You can mitigate time loss by targeting cinematic and performance capture content locks first--meaning that in order to schedule responsibly, you would write for things that had a very high dependency on downstream departments. In addition, all major characters need one piece of marquee content early to ensure that the VO casting “sticks,” ensuring that a perfectly characteristic scene is ready to go and used by the VO team to cast the right actor. He also suggested working closely with translators and clearly tagging each piece of content with the status of every parallel bit of work it depends on.
Laidlaw went into detail about “Crumple” plans, which are, essentially, strategies to reduce the size of a game, scaling it back to realistic expectations. “As a writer, you have said ‘I’m not precious, I’ve created something that can survive an impact,’” he said, likening this to a car that has ‘crumple zones’ to absorb impacts during a crash. He argued that even a tightly plotted game, where everything that happened was “critical content,” could still stand to be reduced by about 25 percent in scope. By contrast, for a more expansive game, like Inquisition, he argued that no more than 25 percent of such a vast and open-world game should be “critical” content.
Equally essential to good scheduling, in Laidlaw’s view, is articulating a clear theme for your game. Inquisition was about “faith and what happens when that faith is challenged.” Centralizing such a snappy “vision touchstone” is essential to getting comfortable with making elevator pitches, a process that allows you to quickly sell every major moment in your game.
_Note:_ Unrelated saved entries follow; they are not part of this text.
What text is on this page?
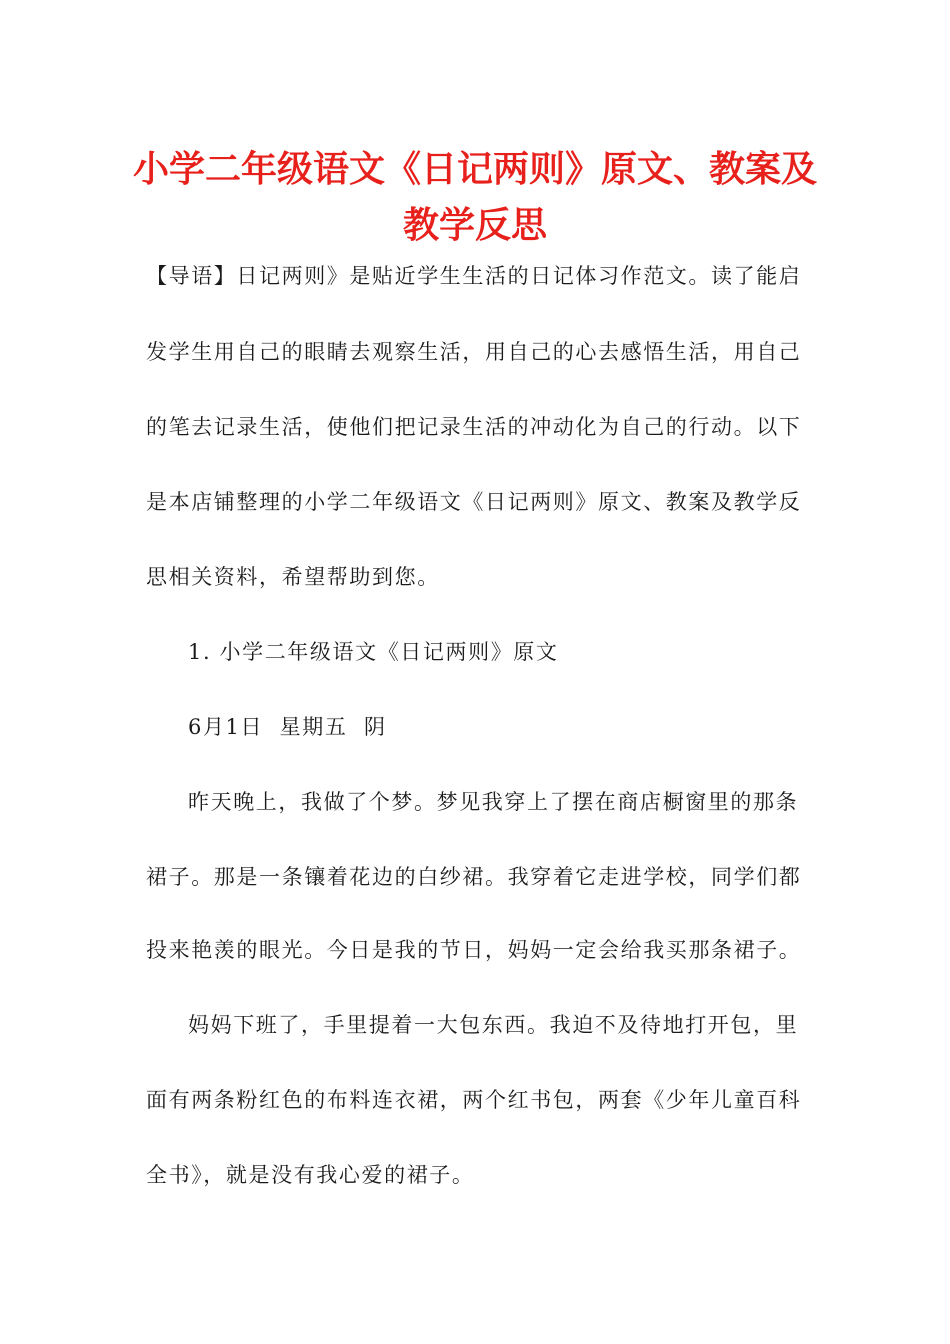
小学二年级语文《日记两则》原文、教案及
教学反思
【导语】日记两则》是贴近学生生活的日记体习作范文。读了能启
发学生用自己的眼睛去观察生活，用自己的心去感悟生活，用自己
的笔去记录生活，使他们把记录生活的冲动化为自己的行动。以下
是本店铺整理的小学二年级语文《日记两则》原文、教案及教学反
思相关资料，希望帮助到您。
1. 小学二年级语文《日记两则》原文
6月1日  星期五  阴
昨天晚上，我做了个梦。梦见我穿上了摆在商店橱窗里的那条
裙子。那是一条镶着花边的白纱裙。我穿着它走进学校，同学们都
投来艳羡的眼光。今日是我的节日，妈妈一定会给我买那条裙子。
妈妈下班了，手里提着一大包东西。我迫不及待地打开包，里
面有两条粉红色的布料连衣裙，两个红书包，两套《少年儿童百科
全书》，就是没有我心爱的裙子。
“An instantly graspable thing that allows you to… create a shorthand that gets everyone on track,” he said, noting the example of the Temple of Mythal scene in Inquisition was pitched as Dragon Age meets Indiana Jones, a simple and memetic idea that gave everyone a standard around which to rally, giving the players a sacred place where they had a choice of respecting or desecrating it.
For Laidlaw, developing a vision was essential for creating a framework for feedback during BioWare peer review of the evolving game. That, then, created a spine for a structured system--peer review followed a precise set of rules at BioWare.
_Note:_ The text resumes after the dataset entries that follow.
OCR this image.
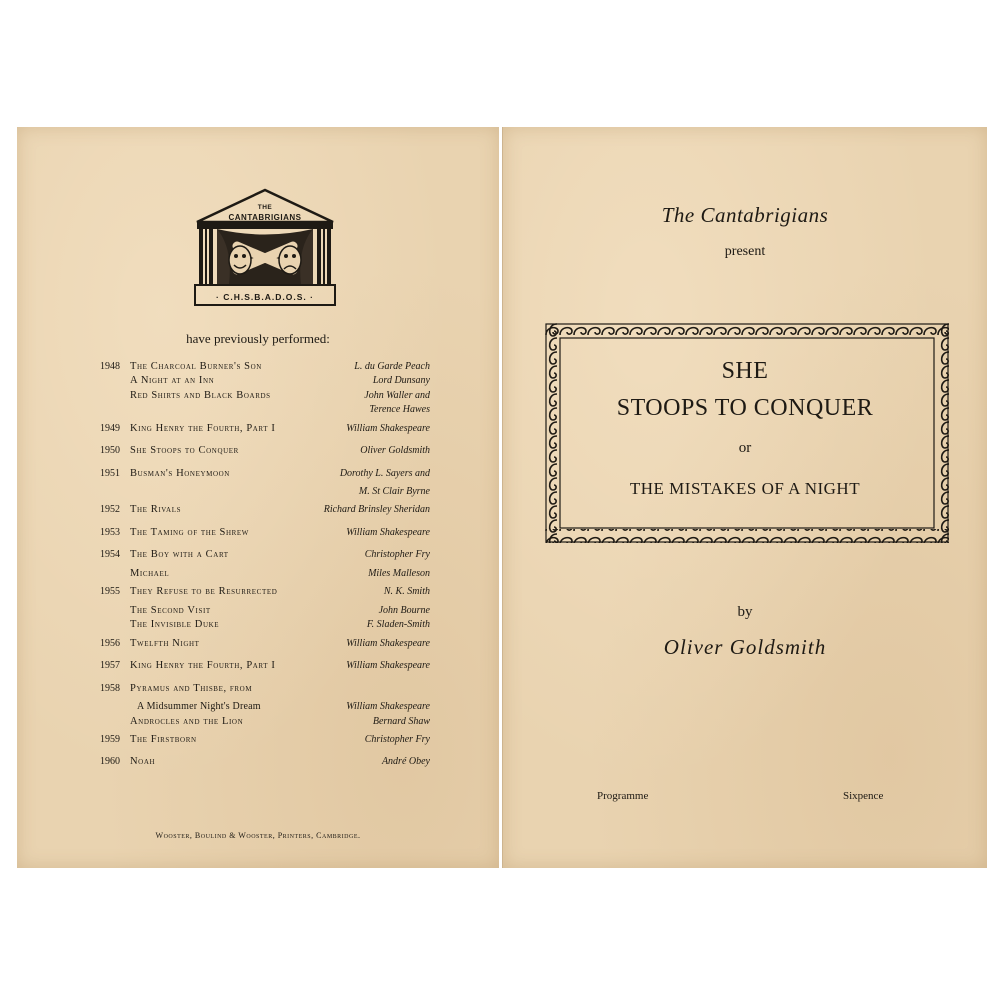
THE
CANTABRIGIANS
· C.H.S.B.A.D.O.S. ·
have previously performed:
1948 The Charcoal Burner's Son	L. du Garde Peach
A Night at an Inn	Lord Dunsany
Red Shirts and Black Boards	John Waller and
Terence Hawes
1949 King Henry the Fourth, Part I	William Shakespeare
1950 She Stoops to Conquer	Oliver Goldsmith
1951 Busman's Honeymoon	Dorothy L. Sayers and
M. St Clair Byrne
1952 The Rivals	Richard Brinsley Sheridan
1953 The Taming of the Shrew	William Shakespeare
1954 The Boy with a Cart	Christopher Fry
Michael	Miles Malleson
1955 They Refuse to be Resurrected	N. K. Smith
The Second Visit	John Bourne
The Invisible Duke	F. Sladen-Smith
1956 Twelfth Night	William Shakespeare
1957 King Henry the Fourth, Part I	William Shakespeare
1958 Pyramus and Thisbe, from
A Midsummer Night's Dream	William Shakespeare
Androcles and the Lion	Bernard Shaw
1959 The Firstborn	Christopher Fry
1960 Noah	André Obey
Wooster, Boulind & Wooster, Printers, Cambridge.
The Cantabrigians
present
SHE
STOOPS TO CONQUER
or
THE MISTAKES OF A NIGHT
by
Oliver Goldsmith
Programme	Sixpence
“Multi-discipline fixes are the best fixes because everyone plays to their strength, which is why other departments were always at reviews,” he noted, saying that this particularly helped with preventing a major problem with writers where we tend to solve thematic issues with more words. “Oh, this character is sad but the text doesn’t make that clear. Well, animation can make her cry and change her posture, you don’t need to add more words.”
Another important rule was that junior writers were able to hear and give feedback to peers and leads alike, where “celebrity” writers were put on the same level as new blood. This, Laidlaw says, made the constructive criticism of peer review useful to everyone.
“Be transparent, be open, and then, be vulnerable,” he said. “Feedback you get from your team is feedback you can use to change.”
Once again, emotional intelligence was prized, “make efforts to earn the trust of the team around you. Make clear that what you do is not just put words into sentences, you write.” Leadership, even, requires vulnerability. This, he said, “is probably the lesson that I learned at BioWare.”